I didn’t see Ornette Coleman until 1971 when he played the Saturday afternoon program of the Newport Jazz Festival with his old comrades Dewey Redman, Charlie Haden, and Ed Blackwell. It was fortuitous that he shared the afternoon bill with Eubie Blake, Willie “The Lion” Smith, Freddie Hubbard, Charles Mingus, and the New York Bass Violin Choir, for that evening a riot interrupted Dionne Warwick’s performance of “What the World Needs Now” and the festival came to a crashing halt. (I’d felt the rumblings of disorder and made a hasty exit from the grounds during the preceding set by Dave Brubeck with Gerry Mulligan.) It would be ten years before jazz was welcomed back to Newport.
I saw Ornette several times thereafter, always curious to hear what he was playing, who was in the band, and what he was wearing. Like Miles Davis, Roy Haynes, and Duke Ellington, he was a paragon of sartorial splendor. While his latest music (the symphonic Skies of America in 1972; the multi-layered harmolodic ’70s/’80s funk of Prime Time; his 21st Century quartet with his son and longtime drummer Denardo Coleman and bassists Greg Cohen and Tony Falanga) always intrigued me, and his 2003 appearance at Carnegie Hall floored me, it was the first bursts of his music on record, the 1958-1961 period, that remains the most compelling. Coleman’s themes, often played in unison with trumpeter Don Cherry, could be brusque, discordant, and intense, but they invariably opened up to solos lively with melodic invention and poignant lyricism. And while his rhythm section of Charlie Haden on bass, and Billy Higgins or Ed Blackwell on drums, swung magnificently, they were also deeply sensitive to the mood and nuance of the music and the twists and turns of Coleman’s and Cherry’s improvisations.
Like Muddy Waters and other bluesmen whose music fell into the cracks or microtones between pitches, Coleman said that one of his most important self-discoveries came “when I realized that you could play sharp or flat in tune.” Listening intently to Ornette all over again this week reminds me that few saxophonists have achieved such a keening, plaintive, human sound. And fewer still are the composers who’ve written such memorable pieces as “The Blessing,” “When Will the Blues Leave,” “Turnaround,” “Lorraine,” “Tears Inside,” “Ramblin’,” “Lonely Woman,” “Peace,” “Humpty Dumpty,” “Una Muy Bonita,” “Blues Connotation,” “The Legend of Bebop,” and “Congeniality.” (The latter is a classic example of how deep he was in the vernacular; “Congeniality” interpolates the classic blues melody that came to be known as “Red Hot.” Bob Dylan extolled the rockabilly version of “Red Hot” by Billy Lee Riley in his MusiCares address at the Grammy’s this year.)

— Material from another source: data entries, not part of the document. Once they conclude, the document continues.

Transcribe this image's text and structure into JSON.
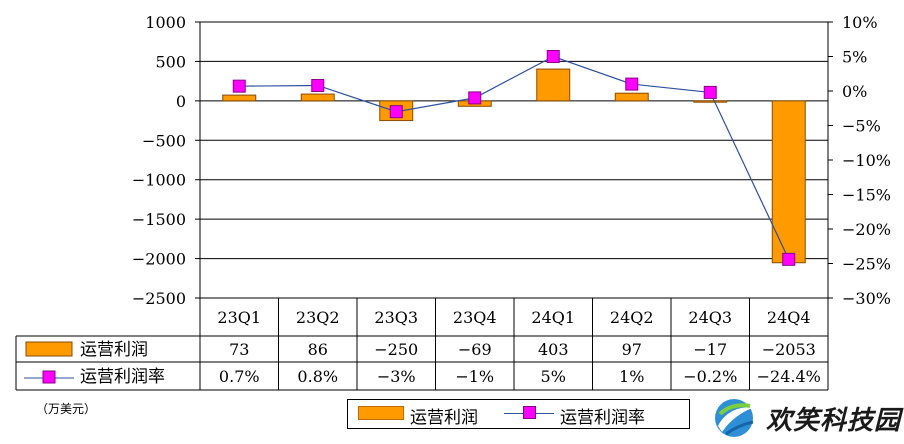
{
  "chart_data": {
    "type": "bar+line",
    "categories": [
      "23Q1",
      "23Q2",
      "23Q3",
      "23Q4",
      "24Q1",
      "24Q2",
      "24Q3",
      "24Q4"
    ],
    "series": [
      {
        "name": "运营利润",
        "type": "bar",
        "axis": "left",
        "values": [
          73,
          86,
          -250,
          -69,
          403,
          97,
          -17,
          -2053
        ],
        "table_labels": [
          "73",
          "86",
          "−250",
          "−69",
          "403",
          "97",
          "−17",
          "−2053"
        ],
        "color": "#ff9a00"
      },
      {
        "name": "运营利润率",
        "type": "line",
        "axis": "right",
        "values": [
          0.7,
          0.8,
          -3,
          -1,
          5,
          1,
          -0.2,
          -24.4
        ],
        "table_labels": [
          "0.7%",
          "0.8%",
          "−3%",
          "−1%",
          "5%",
          "1%",
          "−0.2%",
          "−24.4%"
        ],
        "line_color": "#3050a0",
        "marker_color": "#ff00ff"
      }
    ],
    "y_left": {
      "range": [
        -2500,
        1000
      ],
      "ticks": [
        1000,
        500,
        0,
        -500,
        -1000,
        -1500,
        -2000,
        -2500
      ],
      "tick_labels": [
        "1000",
        "500",
        "0",
        "−500",
        "−1000",
        "−1500",
        "−2000",
        "−2500"
      ]
    },
    "y_right": {
      "range": [
        -30,
        10
      ],
      "ticks": [
        10,
        5,
        0,
        -5,
        -10,
        -15,
        -20,
        -25,
        -30
      ],
      "tick_labels": [
        "10%",
        "5%",
        "0%",
        "−5%",
        "−10%",
        "−15%",
        "−20%",
        "−25%",
        "−30%"
      ]
    },
    "grid": true,
    "data_table": true,
    "legend_position": "bottom",
    "unit_note": "（万美元）"
  },
  "brand": {
    "text": "欢笑科技园",
    "logo_icon": "globe-swoosh-logo"
  }
}
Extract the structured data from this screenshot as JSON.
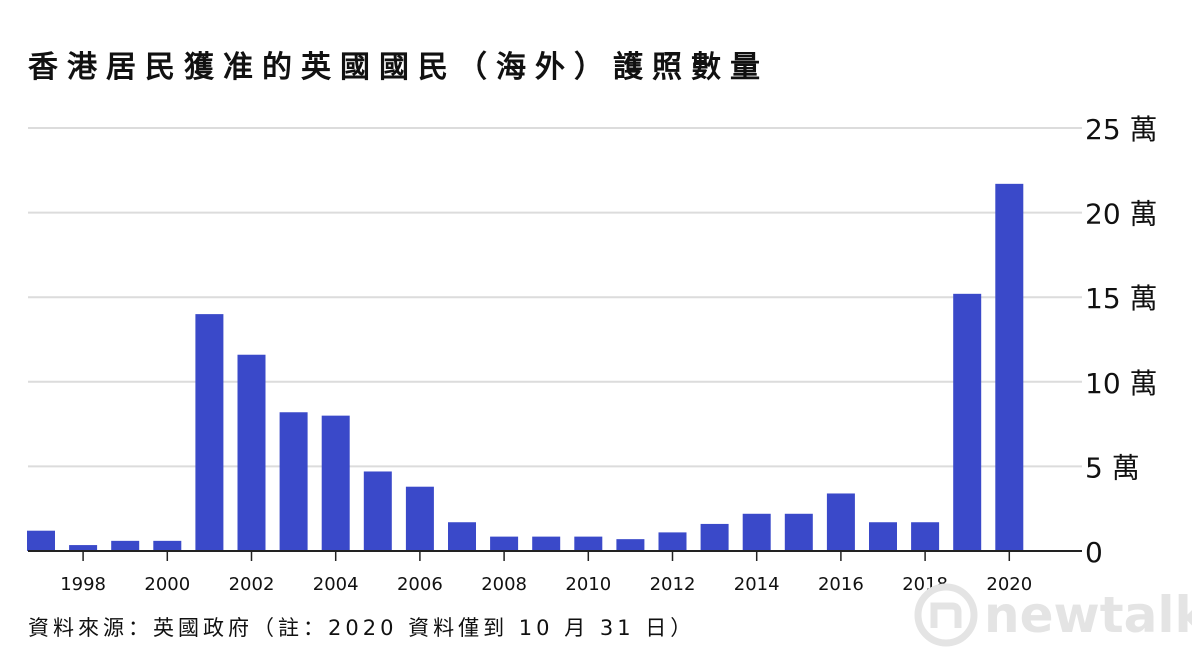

Ornette’s innovations in pitch, harmony, and structure instigated the biggest controversy in jazz history. When he arrived in New York in 1959, it was already apparent that jazz would never be the same, and both admirers and detractors were vociferous with acclaim and denunciation. Gil Evans said, “He swings, and he’s got a good feeling for melody.” John Lewis, who brought him to the attention of Atlantic Records and saw to Ornette and Don Cherry receiving scholarships to the School of Jazz in Lenox, Mass in the summer of 1959, said he was “an extension of Bird.” But Bird’s former colleagues were less impressed. Miles Davis said his playing and tunes suggested that “psychologically, the man is all screwed up inside.” Max Roach was put off when Ornette asked if he could sit in with the drummer’s quintet in California in the mid-fifties. Sometime after his opening at the Five Spot on November 17, 1959, Ornette claimed that Max punched him in the mouth. Charles Mingus seemed more puzzled than perturbed in saying the music was “like organized disorganization, or playing wrong right. And it gets to you emotionally.” The great bebop drummer Shelly Manne, who played on Tomorrow Is the Question with Coleman in 1959, hinted at the appeal Ornette has had for subsequent generations of musicians more in tune with Ornette’s dictum to respect one’s feelings in the music: “When I worked with Ornette, somehow I became more of a person in my own playing.”
“Lonely Woman,” the haunting, dirge-like ballad introduced on Coleman’s Atlantic debut, The Shape of Jazz to Come, came to mind the moment I heard he’d died last week. I was on vacation at the time and reading Philip Glass’s new memoir, Words Without Music. Ornette is referred to several times in its pages, and is among the jazz players whom Glass likens to himself as alchemists, “taking the energy of New York and transforming it into music.” Ornette’s first harmolodic alchemy involved country blues and bebop, but he told Glass there was one pairing that resisted admixture. “Don’t forget, Philip, the music world and the music business are not the same.” For a coterie of musicians and fans, however, it’ll remain Ornette’s world for years to come.